On January 22nd, the Administration rescinded this guidance, signaling its intent to allow states to exclude qualified providers from their Medicaid programs. These exclusions target health care providers for reasons wholly unrelated to the fitness of the provider and their ability to provide professional care in a competent, safe, and legal manner. Accordingly, approving such proposals would elevate an ideological agenda above the needs of Medicaid beneficiaries and the rights and protections guaranteed to them under federal law.

Excluding qualified family planning providers from the Medicaid program would have far-ranging and dire consequences for women’s health. Many beneficiaries rely on family planning health centers as their only source of essential primary and reproductive health services, including contraception, testing for HIV and sexually transmitted infections, screenings for cervical and breast cancer, and vaccines.  By withholding Medicaid funds from trusted family planning providers like Planned Parenthood, states would undermine access to these services, inevitably leaving women with higher rates of unintended pregnancy, cancer, and maternal mortality.  These effects would be disproportionately borne by women of color and women in rural communities, widening our nation’s health disparities.

Allowing states to exclude qualified providers from state Medicaid programs would also plainly violate the longstanding protections and objectives of the Medicaid Act. While the Medicaid Act grants states the flexibility to waive certain federal requirements, Congress has made it clear that states must promote, not restrict, access to health care in order to obtain waivers under the program.  Further, when Congress amended the Medicaid Act in 1967 to include the free choice of provider provision, it did so in response to state efforts to restrict beneficiaries’ access to care, including efforts to exclude providers from the program.  This amendment plainly reflected Congress’s intent to expand, not limit, Medicaid beneficiaries’ ability to make health care decisions free of a state’s ideological interference. As a result, since these protections have been in place, a state has never been permitted to bar a qualified family planning provider from Medicaid because of the legal services that provider offered.

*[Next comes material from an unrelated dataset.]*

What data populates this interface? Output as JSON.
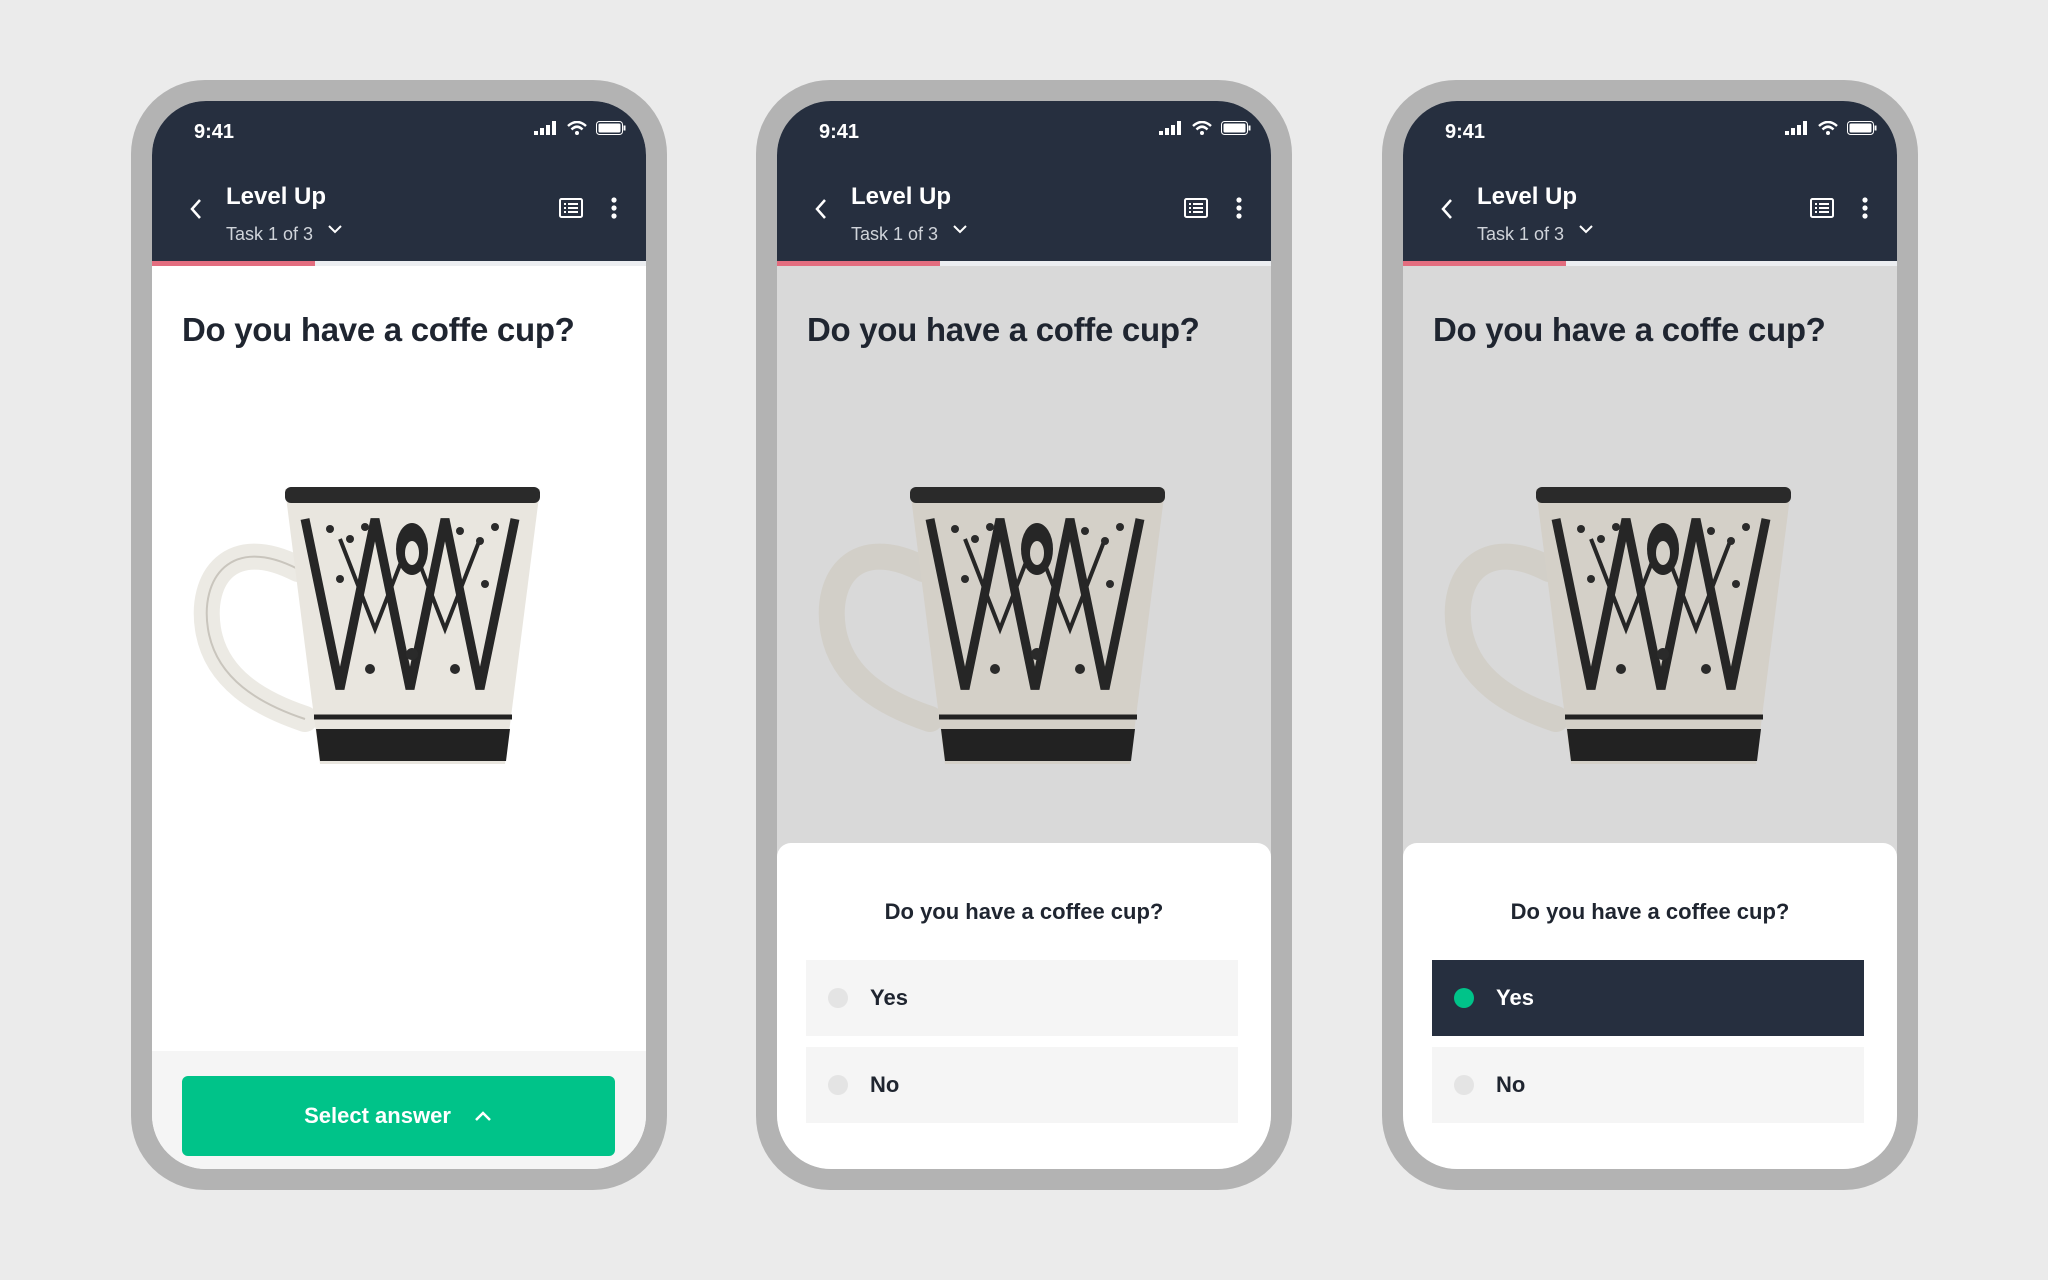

Reproductive health care is essential for all Americans and in particular for women’s health, economic security, and equality. Yet, this Administration has undertaken a campaign to obstruct access to these services by allowing employers to deny birth control coverage to their employees, gutting evidence-based teen pregnancy prevention programs, jeopardizing the lives of women abroad through reinstating and expanding the Global Gag Rule, censoring language related to abortion and health care for LGBTQ individuals, allowing providers’ personal beliefs to dictate how and whether someone should be treated, and supporting legislation to prevent Planned Parenthood from participating in the Medicaid program nationwide.  Continuing this agenda of discrimination by promoting the state-by-state repeal of the free choice of provider provision and defunding of qualified family planning providers like Planned Parenthood is unacceptable, unlawful, and threatens the lives and rights of millions of women across the country. For these reasons, we urge you to reconsider your decision to rescind the 2016 guidance and reject state proposals that would undermine access to qualified family planning providers in Medicaid.